Why I love Languedoc
It is easy enough to get to the Languedoc. All you have to do is follow the Rhône river south and once you reach the Mediterranean, turn right. The mystery is that for generations people have been turning left, towards the Riviera and Italy. But over the past five years, foreign housebuyers have suddenly started discovering the Languedoc.
Some say it started when the region began to produce interesting wines and the world wanted to know where they came from. Others say that it was the opening up of new cheap air routes to places such as Carcassonne, Nîmes and Perpignan, and the fact that Provence had become just too expensive.
I first heard about it when Rupert, my husband, came back from a press trip to Thailand. Before he had unpacked the suitcases he told me we were moving to the south of France. Of course, I ignored him.
“I met a couple on a boat,” he said. “I want to go there and write a book.”
“Don’t be ridiculous,” I said. “Things aren’t that bad.”
“They live in the Languedoc.”
“Never heard of it.”
To me the south of France was Cap d’Antibes, Juan-les-Pins, Monte Carlo. Beautiful people, vast yachts and rocky beaches. Good for a holiday, but not a place to live and bring up children.
Nothing more was said until a letter arrived. It contained a hand-drawn card showing a lovely house on a hill, surrounded by olive trees and vineyards. I read the contents of the card and looked at the photograph the couple had taken of my husband lying in a hammock on a cruise ship. Obviously it had been another tough assignment.
“It was such fun meeting you on the Star Clipper,” read the card. “Do come and stay if you’re ever in the region, we would love to introduce you to the Languedoc.”
I looked at the drawing of the house again, and compared it with the view from our Fulham flat. The French house had palm trees, sunshine and a swimming pool. We looked out over a leisure centre, a car park and constant drizzle.
“That idea of yours about moving to France,” I said. “Let’s go and have a look.”
Within a week we were planning a trip to Pézenas, a Renaissance town 20 minutes from the Mediterranean. We left a gloomy Stansted in the rain, arriving an hour and a half later in brilliant sunshine at Carcassonne airport. On the way, our driver told us a bit about Languedoc-Roussillon.
“This is a wine-growing area, the biggest vineyard in the world,” he said. “There are a couple of great cities — Montpellier and Nîmes — and we are close to Spain. We often pop down there for lunch. There are large sandy beaches, flamingos and oyster beds, and mountains to the north that funnel the wind in another direction. They say we get more than 300 days of sunshine a year, but when it rains, it really rains. I have lived all over the world, but I like it best here.”

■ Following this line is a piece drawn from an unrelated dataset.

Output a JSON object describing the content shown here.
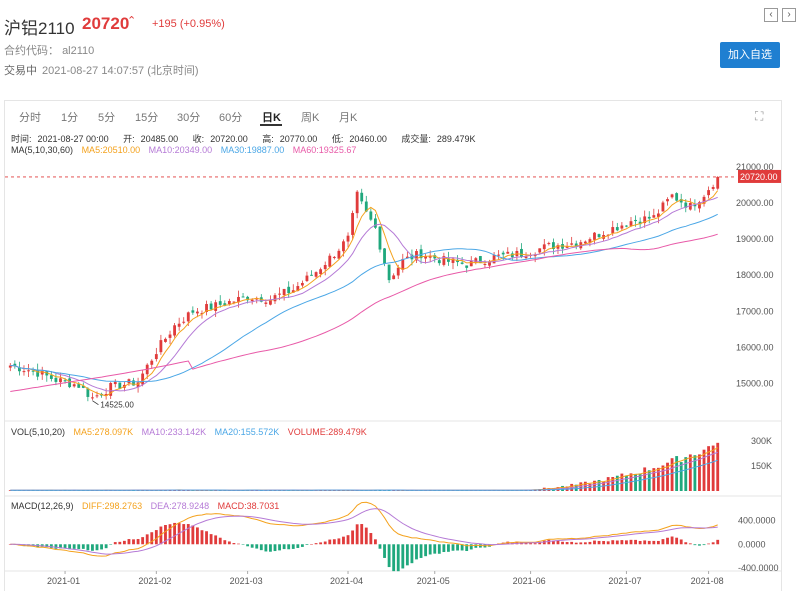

The best news for househunters was that the house prices were three to four times cheaper than in England, helped by the strong pound.
The market as we found it back then, in 1999, was not as developed as it is now. There were agents, but they seemed reluctant to give us any information about houses for sale. A Buddhist monk-turned-estate agent drove us long distances to look at totally unsuitable properties. He was deaf in one ear and overtook cars on corners. He may have had a strong belief in the afterlife, but we found it unsettling. Another agent, an Englishwoman, was reluctant to sell us anything. Rupert explained to her that this was her job.
“Oh no,” she said. “I don’t want the place overrun with foreigners. I liked it best a few years ago, when it was quieter.”
We wanted an old property in the middle of nowhere, ideally with five bedrooms and a swimming pool. We looked within a 20-mile radius of Pézenas for more than a year, eventually ending up near Clermont-Hérault, a small town to the west of Montpellier.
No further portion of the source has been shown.